Każda próba, wyznaczania wskaźników, ograniczania wynagrodzenia to jest ingerencja w niezależność banku centralnego. I takie opinie Europejski Bank Centralny wysyłał do różnych krajów - powiedziała z kolei wiceprezes NBP Anna Trzecińska
Jak mówiła, chodzi tu o wynagrodzenia pracowników Narodowego Banku Polskiego, kadry, która musi być profesjonalna, ponieważ odpowiada zgodnie z art. 3 ustawy o NBP za cały obszar gospodarki. To jest polityka pieniężna, to jest system płatniczy, to jest obsługa budżetu, to jest zarządzanie rezerwami dewizowymi. Dlatego też, ta niezależność finansowa, o której tutaj za chwilę będziemy debatować, jest po prostu nie do podważenia. I nie ma możliwości wpływania - tłumaczyła posłom.
Jak podkreśliła, nie chcemy, a wręcz naszym obowiązkiem jest dbać o to, żeby zachować zdolność do wykonywania powierzonego mandatu. Dodała, że ta zdolność operacyjna ma wymiar zdolności pod względem zasobów ludzkich, jak i finansowych.
Wiceprezes NBP wskazała, że w poselskich projektach nie ma żadnej analizy, konsekwencji wprowadzenia tych rozwiązań. W tej chwili prowadzimy prace nad tzw. siatką płac, którą chcemy przedstawić w podziale na stanowiska na minimum i na maksimum. Chcemy to upublicznić. Zarząd podejmie takie uchwały w najbliższym czasie, tak, żeby ta transparentność była zachowana - powiedziała.

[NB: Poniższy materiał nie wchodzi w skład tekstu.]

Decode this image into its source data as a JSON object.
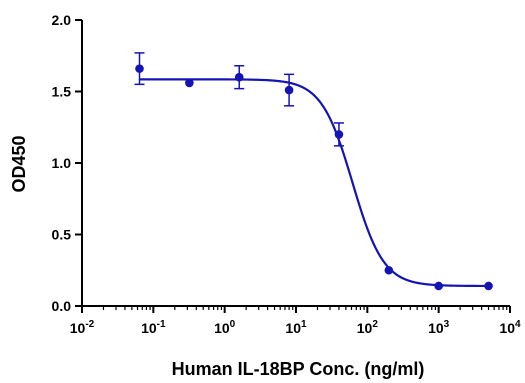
{
  "chart_data": {
    "type": "scatter",
    "xlabel": "Human IL-18BP Conc. (ng/ml)",
    "ylabel": "OD450",
    "x_scale": "log10",
    "xlim": [
      0.01,
      10000
    ],
    "ylim": [
      0,
      2.0
    ],
    "x_ticks": [
      0.01,
      0.1,
      1,
      10,
      100,
      1000,
      10000
    ],
    "x_tick_labels": [
      {
        "base": "10",
        "exp": "-2"
      },
      {
        "base": "10",
        "exp": "-1"
      },
      {
        "base": "10",
        "exp": "0"
      },
      {
        "base": "10",
        "exp": "1"
      },
      {
        "base": "10",
        "exp": "2"
      },
      {
        "base": "10",
        "exp": "3"
      },
      {
        "base": "10",
        "exp": "4"
      }
    ],
    "y_ticks": [
      0,
      0.5,
      1.0,
      1.5,
      2.0
    ],
    "y_tick_labels": [
      "0.0",
      "0.5",
      "1.0",
      "1.5",
      "2.0"
    ],
    "grid": false,
    "series": [
      {
        "color": "#1414b4",
        "points": [
          {
            "x": 0.064,
            "y": 1.66,
            "err": 0.11
          },
          {
            "x": 0.32,
            "y": 1.56,
            "err": 0
          },
          {
            "x": 1.6,
            "y": 1.6,
            "err": 0.08
          },
          {
            "x": 8.0,
            "y": 1.51,
            "err": 0.11
          },
          {
            "x": 40,
            "y": 1.2,
            "err": 0.08
          },
          {
            "x": 200,
            "y": 0.25,
            "err": 0
          },
          {
            "x": 1000,
            "y": 0.14,
            "err": 0
          },
          {
            "x": 5000,
            "y": 0.14,
            "err": 0
          }
        ],
        "fit": {
          "model": "4PL",
          "top": 1.585,
          "bottom": 0.14,
          "ec50": 62,
          "hill": 2.0,
          "x_range": [
            0.064,
            5000
          ]
        }
      }
    ]
  }
}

Wiceprezes poprosiła o czas, w którym zobowiązała się do współpracy, tak, żeby wykonać wszystkie kwestie i przedyskutować w sposób rzetelny elementy i zasady wynagrodzenia w banku cmentarnym.
Szlachta odpowiedział jednak, że komisja jest na razie na etapie pierwszego czytania. W czasie drugiego czytania - zapowiedział - komisja zwróci się z pytaniem do marszałka Sejmu Marka Kuchcińskiego, czy wystąpi o notyfikację do EBC. Po wymianie zdań między posłankami PO i Nowoczesnej, a szefem komisji ogłoszona została przerwa. Po niej głos zabrała wiceprezes NBP Anna Trzecińska.